The Brookings Institution (with Bill Gates as its primary donor) states that, “since 2016, in response to concerns about Chinese tech firms’ involvement in human rights abuses and Chinese semiconductor companies’ links to Chinese military institutes, the U.S. government has added major Chinese consumers and producers of semiconductors to the entity list. These firms include semiconductor consumers such as DJI, ZTE, and Hikvision; targeted semiconductor producers include Huawei and SMIC. The companies on the list are generally ineligible to receive any item subject to Export Administration Regulations without a license provided by the Bureau of Industry and Security.”
U.S. aggression towards China has only ramped up since COVID. A new report published by the Newlines Institute for Strategy and Policy, highlights Chinese human rights abuses of Uyghurs. However there are extensive reports from Ajit Singh and Max Blumenthal of The Grayzone, that show the authors of the report and evidence cited are suspect.

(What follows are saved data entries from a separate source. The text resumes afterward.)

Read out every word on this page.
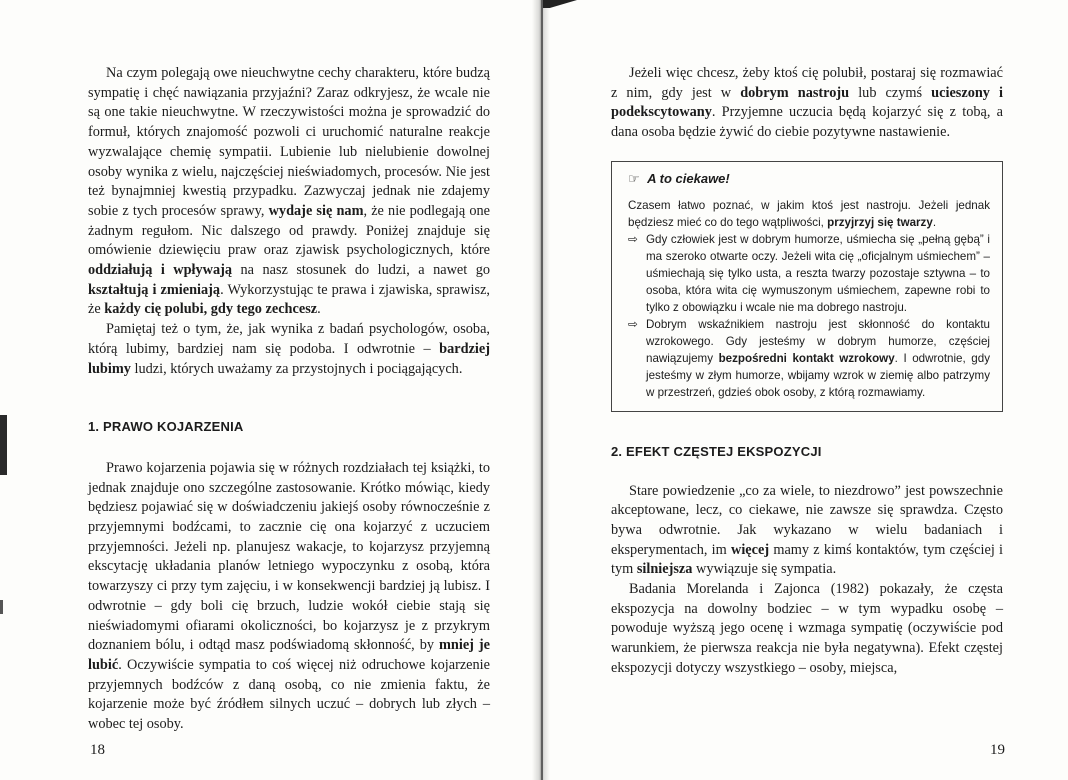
Na czym polegają owe nieuchwytne cechy charakteru, które budzą sympatię i chęć nawiązania przyjaźni? Zaraz odkryjesz, że wcale nie są one takie nieuchwytne. W rzeczywistości można je sprowadzić do formuł, których znajomość pozwoli ci uruchomić naturalne reakcje wyzwalające chemię sympatii. Lubienie lub nielubienie dowolnej osoby wynika z wielu, najczęściej nieświadomych, procesów. Nie jest też bynajmniej kwestią przypadku. Zazwyczaj jednak nie zdajemy sobie z tych procesów sprawy, wydaje się nam, że nie podlegają one żadnym regułom. Nic dalszego od prawdy. Poniżej znajduje się omówienie dziewięciu praw oraz zjawisk psychologicznych, które oddziałują i wpływają na nasz stosunek do ludzi, a nawet go kształtują i zmieniają. Wykorzystując te prawa i zjawiska, sprawisz, że każdy cię polubi, gdy tego zechcesz.

Pamiętaj też o tym, że, jak wynika z badań psychologów, osoba, którą lubimy, bardziej nam się podoba. I odwrotnie – bardziej lubimy ludzi, których uważamy za przystojnych i pociągających.

1. PRAWO KOJARZENIA

Prawo kojarzenia pojawia się w różnych rozdziałach tej książki, to jednak znajduje ono szczególne zastosowanie. Krótko mówiąc, kiedy będziesz pojawiać się w doświadczeniu jakiejś osoby równocześnie z przyjemnymi bodźcami, to zacznie cię ona kojarzyć z uczuciem przyjemności. Jeżeli np. planujesz wakacje, to kojarzysz przyjemną ekscytację układania planów letniego wypoczynku z osobą, która towarzyszy ci przy tym zajęciu, i w konsekwencji bardziej ją lubisz. I odwrotnie – gdy boli cię brzuch, ludzie wokół ciebie stają się nieświadomymi ofiarami okoliczności, bo kojarzysz je z przykrym doznaniem bólu, i odtąd masz podświadomą skłonność, by mniej je lubić. Oczywiście sympatia to coś więcej niż odruchowe kojarzenie przyjemnych bodźców z daną osobą, co nie zmienia faktu, że kojarzenie może być źródłem silnych uczuć – dobrych lub złych – wobec tej osoby.

18

Jeżeli więc chcesz, żeby ktoś cię polubił, postaraj się rozmawiać z nim, gdy jest w dobrym nastroju lub czymś ucieszony i podekscytowany. Przyjemne uczucia będą kojarzyć się z tobą, a dana osoba będzie żywić do ciebie pozytywne nastawienie.

☞ A to ciekawe!
Czasem łatwo poznać, w jakim ktoś jest nastroju. Jeżeli jednak będziesz mieć co do tego wątpliwości, przyjrzyj się twarzy.
⇨ Gdy człowiek jest w dobrym humorze, uśmiecha się „pełną gębą” i ma szeroko otwarte oczy. Jeżeli wita cię „oficjalnym uśmiechem” – uśmiechają się tylko usta, a reszta twarzy pozostaje sztywna – to osoba, która wita cię wymuszonym uśmiechem, zapewne robi to tylko z obowiązku i wcale nie ma dobrego nastroju.
⇨ Dobrym wskaźnikiem nastroju jest skłonność do kontaktu wzrokowego. Gdy jesteśmy w dobrym humorze, częściej nawiązujemy bezpośredni kontakt wzrokowy. I odwrotnie, gdy jesteśmy w złym humorze, wbijamy wzrok w ziemię albo patrzymy w przestrzeń, gdzieś obok osoby, z którą rozmawiamy.
2. EFEKT CZĘSTEJ EKSPOZYCJI

Stare powiedzenie „co za wiele, to niezdrowo” jest powszechnie akceptowane, lecz, co ciekawe, nie zawsze się sprawdza. Często bywa odwrotnie. Jak wykazano w wielu badaniach i eksperymentach, im więcej mamy z kimś kontaktów, tym częściej i tym silniejsza wywiązuje się sympatia.

Badania Morelanda i Zajonca (1982) pokazały, że częsta ekspozycja na dowolny bodziec – w tym wypadku osobę – powoduje wyższą jego ocenę i wzmaga sympatię (oczywiście pod warunkiem, że pierwsza reakcja nie była negatywna). Efekt częstej ekspozycji dotyczy wszystkiego – osoby, miejsca,

19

Ajit Singh writes, “A majority of the report’s “expert” signatories are members of the Newlines Institute and the Wallenberg Centre. Others are members of the hawkish Inter-Parliamentary Alliance on China, former US State Department officials, and ardent supporters of US military interventionism. The report relies most substantially on the “expertise” of Adrian Zenz, the far-right evangelical ideologue, whose “scholarship” on China has been demonstrated to be deeply flawed, riddled with falsehoods and dishonest statistical manipulation.”
He goes on to say, “As The Grayzone has reported, Zenz is a far-right Christian fundamentalist who has said he is “led by God” against China’s government, deplores homosexuality and gender equality, and has taught exclusively in evangelical theological institutions. A careful review of Zenz’s research shows that his assertion of genocide is concocted through fraudulent statistical manipulation, cherry-picking of source material, and propagandistic misrepresentations. His widely-cited reports were not published in peer-reviewed journals overseen by academic institutions, but rather, by a DC-based CIA cut-out called the Jamestown Foundation and “The Journal of Political Risk,” a publication headed by former NATO and US national security state operatives.”

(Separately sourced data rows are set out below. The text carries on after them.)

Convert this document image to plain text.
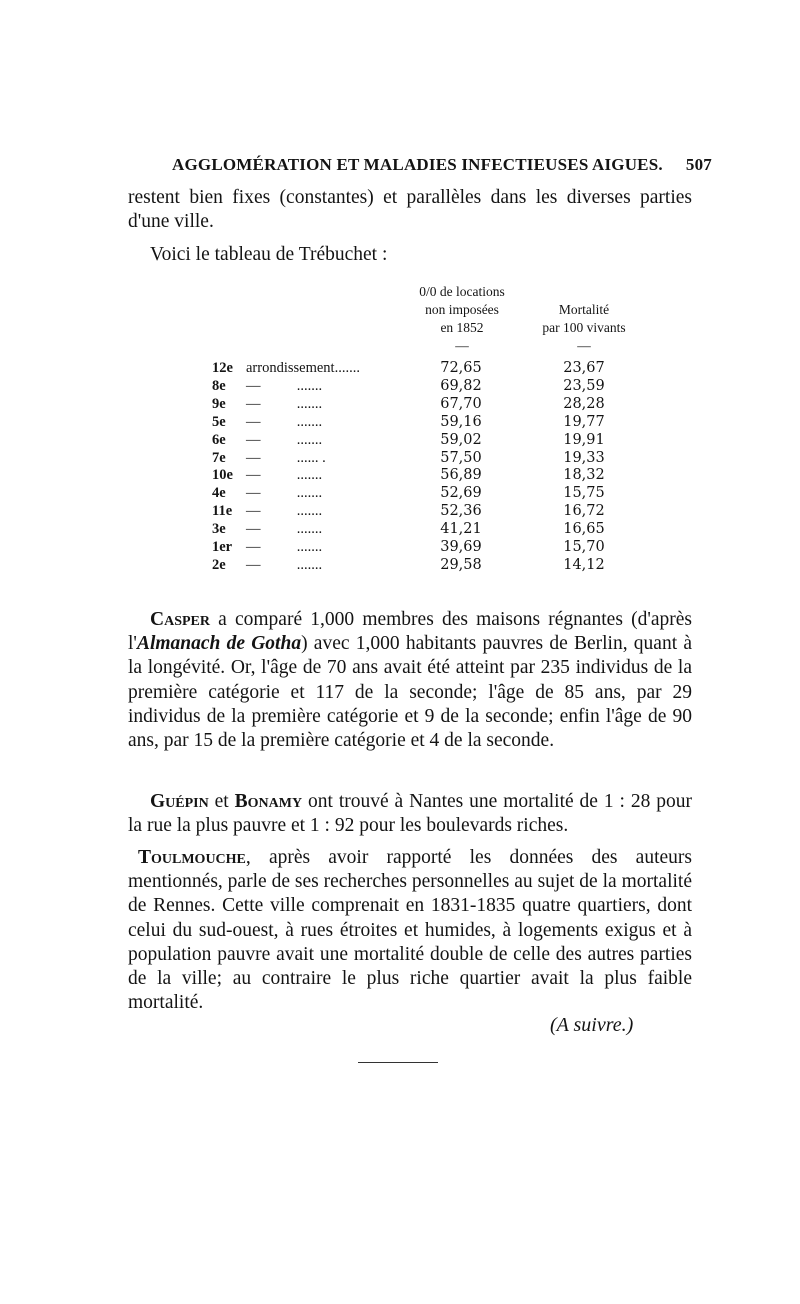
AGGLOMÉRATION ET MALADIES INFECTIEUSES AIGUES. 507
restent bien fixes (constantes) et parallèles dans les diverses parties d'une ville.
Voici le tableau de Trébuchet :
0/0 de locations
non imposées
en 1852
—
Mortalité
par 100 vivants
—
12e	arrondissement.......	72,65	23,67
8e	—          .......	69,82	23,59
9e	—          .......	67,70	28,28
5e	—          .......	59,16	19,77
6e	—          .......	59,02	19,91
7e	—          ...... .	57,50	19,33
10e	—          .......	56,89	18,32
4e	—          .......	52,69	15,75
11e	—          .......	52,36	16,72
3e	—          .......	41,21	16,65
1er	—          .......	39,69	15,70
2e	—          .......	29,58	14,12
Casper a comparé 1,000 membres des maisons régnantes (d'après l'Almanach de Gotha) avec 1,000 habitants pauvres de Berlin, quant à la longévité. Or, l'âge de 70 ans avait été atteint par 235 individus de la première catégorie et 117 de la seconde; l'âge de 85 ans, par 29 individus de la première catégorie et 9 de la seconde; enfin l'âge de 90 ans, par 15 de la première catégorie et 4 de la seconde.
Guépin et Bonamy ont trouvé à Nantes une mortalité de 1 : 28 pour la rue la plus pauvre et 1 : 92 pour les boulevards riches.
Toulmouche, après avoir rapporté les données des auteurs mentionnés, parle de ses recherches personnelles au sujet de la mortalité de Rennes. Cette ville comprenait en 1831-1835 quatre quartiers, dont celui du sud-ouest, à rues étroites et humides, à logements exigus et à population pauvre avait une mortalité double de celle des autres parties de la ville; au contraire le plus riche quartier avait la plus faible mortalité.
(A suivre.)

We have to take into account that bad actors inside and outside government work to manufacture consent with propaganda, and it can be used against any country, not just China, Iran, Venezuela or Russia. It is the height of hypocrisy for the U.S. government to condemn human rights abuses, when we are guilty of much worse, at home, and abroad.
Why is this aspect of foreign relations important to semiconductors? Interventionist warmongering can be horrifically bad for production, especially since we continue to rely so heavily on global imports to satisfy our demand. The U.S. government is spending more money on acts of aggression, based on false pretenses, than protecting such a vital component in our daily lives.
Only political will is stopping us from ensuring our semiconductor supply. This problem is decades in the making, and it will take several more years to put necessary manufacturing in place. The longer we fail to act with public purpose spending, when we fail to reign in corporate control, is another year we fall farther behind. These are the types of deficits we should fear, not government spending.